I agree with all your thoughts.
As mentioned, I did also try a numerical version of the code. This actually let to worse performance.
I guess I could try again though, to rule out silly mistakes.

when you said that you “replaced strings with numpy arrays” I assumed you meant numpy arrays with strings inside. did you test with arrays of integers?

in your first post you asked about typed.Dict. I haven’t done extensive comparisons but for some tests I ran some time ago, I remember that in interpreted mode typed.Dict is slower than python dict, but in jitted code typed.Dict is faster than python dict. They are both 10-100x slower than a numpy array, so I had to re-factor an application from dictionaries to arrays. I gained 50x doing that.

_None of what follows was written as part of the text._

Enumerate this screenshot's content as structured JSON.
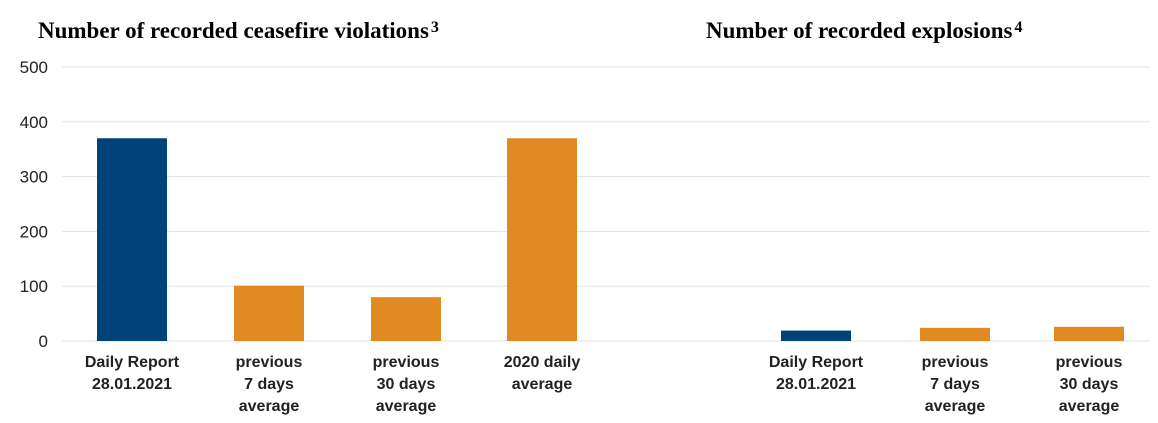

@julius could you share the numerical version? I’m curious to see how it can be slower

Sure! Pushed it to here now: sunfish/numnunfish.py at master · juliusbierk/sunfish · GitHub
This version uses no string operations (e.g. isupper(), etc…), but it still makes the array into a string now and then to use as a key in dictionaries. I will try and see if I can get around this.
This numerical version is about two times slower than the string version.

Okay @luk-f-a you’re making me think about getting rid of all string operations. I found this smart hash function for chess boards (Zobrist hashing - Wikipedia) and quickly tried implementing it. Now all string operations are gone, and finally I see a speedup! So thank you!!
The speedup is only 6x, but definitely better than nothing.
New version here if you are interested sunfish/numnunfish_zobrist.py at master · juliusbierk/sunfish · GitHub

I am still longing after those 100 x / 1000 x speedups I am used to from numba :slight_smile:

Many thanks again!

is it not possible to remove the dictionaries? that would create a massive speed improvement. if that’s not possible, then not converting to string would be the second best alternative.

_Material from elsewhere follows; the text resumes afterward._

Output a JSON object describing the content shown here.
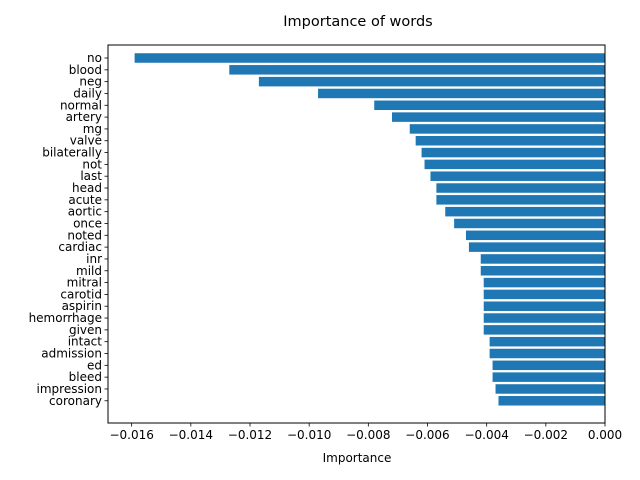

Something else to look into is the heavy use of yield, @stuartarchibald would you say using yield in jitted code is efficient? any pitfalls?

cheers,
Luk

Thanks @luk-f-a !
In the zobrist version I just posted I got rid of many of the dictionaries, but two still remain (tp_score, tp_move). These are harder to remove. Could do it, but then I lose algorithmic performance. Might be worth it though. I will think about it.

I can definitely get rid of yield if you think that might be a good idea.

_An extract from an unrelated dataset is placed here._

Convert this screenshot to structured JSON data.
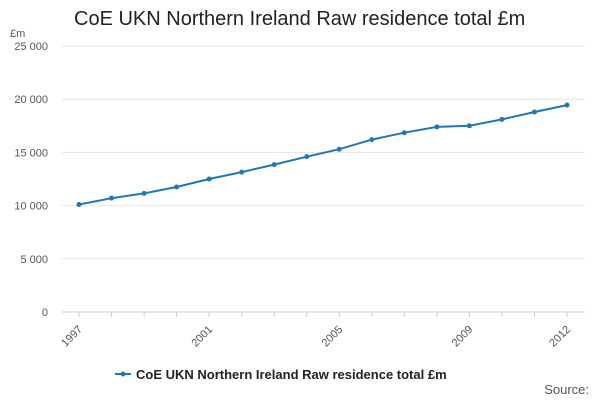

@luk-f-a but most of the 6x speedup might actually come from just doing numerical evaluations instead of string operations. I don’t seem to gain much from numba :frowning:

Have you got any idea of a method to profile numba-compiled code? I have not been able to find any good resources for this. Thanks again :smiley:

there’s no native way to do it. you can hack an approximation with this recipe: Profiling — Numba-how-to documentation

however, it has an overhead per-function-call and you have some many function calls that I’m not sure it will be useful for you. That overhead might distort the results too much.

It can make it harder to optimise but LLVM can sometimes “see” through it. For this sort of application, finding the hot spots and using benchmarks to assess improvements seems like it could be an effective approach.

Thanks @stuartarchibald. Any recommendations on a benchmarking/profiling approach? The method suggested by @luk-f-a, as he also points out, doesn’t work well due to the many function calls.

@julius I’m afraid function level and line level profiling are not really supported in Numba yet, this issue is tracking Feature request: line profiler/performance profiler · Issue #5028 · numba/numba · GitHub perhaps subscribe to that?

For now, your options are probably to collect individual function execution times and obtain information about the number of invocations and infer where there’s potential for optimisation from that. The info @luk-f-a referenced above might help with the invocation count part.